I know I keep coming back to the same theme, but they are dazzled by the contradictions of life. I love life because I suffer with anxieties that are not mine and preserve the happiness of others. Me and my brothers are paradoxical, we jump like deer and we holed up as the hare, the lion roar and dance like the hummingbirds. I celebrate the freedom to spray the paper with the poem and the tears flood the shirt with the sweat of my ideals. Everything is fantastically mysterious.
I know that I can cool down the strength of my writing, but I'm attached to the business of living. I love life because I try to block the drain through where you can go down in the few days of my life, I escape from the mundane.

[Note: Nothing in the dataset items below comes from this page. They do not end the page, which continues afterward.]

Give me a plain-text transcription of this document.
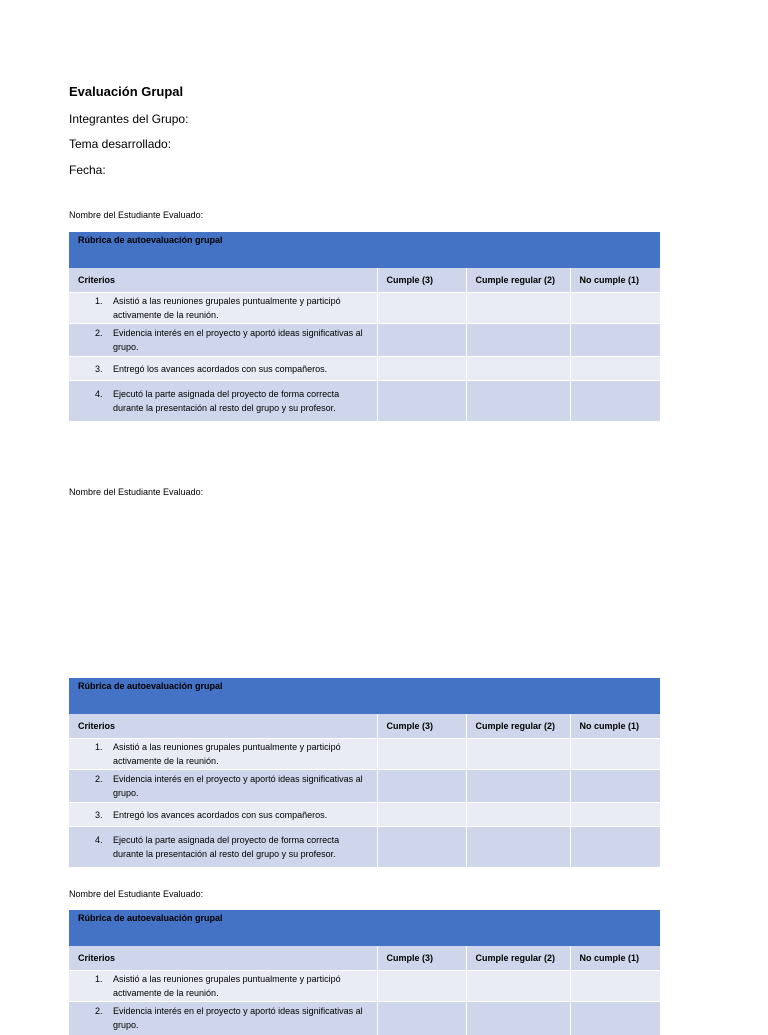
Evaluación Grupal
Integrantes del Grupo:
Tema desarrollado:
Fecha:
Nombre del Estudiante Evaluado:
Rúbrica de autoevaluación grupal			
Criterios	Cumple (3)	Cumple regular (2)	No cumple (1)

1. Asistió a las reuniones grupales puntualmente y participó activamente de la reunión.			

2. Evidencia interés en el proyecto y aportó ideas significativas al grupo.			

3. Entregó los avances acordados con sus compañeros.			

4. Ejecutó la parte asignada del proyecto de forma correcta durante la presentación al resto del grupo y su profesor.			

Nombre del Estudiante Evaluado:
Rúbrica de autoevaluación grupal			
Criterios	Cumple (3)	Cumple regular (2)	No cumple (1)

1. Asistió a las reuniones grupales puntualmente y participó activamente de la reunión.			

2. Evidencia interés en el proyecto y aportó ideas significativas al grupo.			

3. Entregó los avances acordados con sus compañeros.			

4. Ejecutó la parte asignada del proyecto de forma correcta durante la presentación al resto del grupo y su profesor.			

Nombre del Estudiante Evaluado:
Rúbrica de autoevaluación grupal			
Criterios	Cumple (3)	Cumple regular (2)	No cumple (1)

1. Asistió a las reuniones grupales puntualmente y participó activamente de la reunión.			

2. Evidencia interés en el proyecto y aportó ideas significativas al grupo.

I stopped to hide, I am not consumed by hate to see me wear it to my attention. Nailed to the table but remember not to leave escape. If I compare myself to my friends who have aged, it is to say, my God, you are worn out more than me! I have for paying the price of longevity. I do not envy the Tomb of the Unknown Soldier or the flowers she has received from the emperor. I do not want the good fortune of Camelots: John Kennedy, Che Guevara, James Dean and Princess Diana - all soon died. Everything is highly attractive.
I know that I need to emphasize, but I need to tell myself that life is good. I love life because I choked on the look of her boyfriend at that moment of magic when you open the door of the church for his bride to say yes. I am touched with the morning coffee incenses childish. I feel the tune of the song girl as a scholarly voice of a soprano. I read the note of the prisoner as a philosophical treatise. I accept the reasons for the grandmother as indisputable truth. Everything is deeply sensitive.
I know that once again I say, in capital letters: I love life! I love life because I'm haste. I gave the Almighty, I made a less than perfect, and I began to notice that someone loves me without needing to prove something to him Everything is infinitely gracious.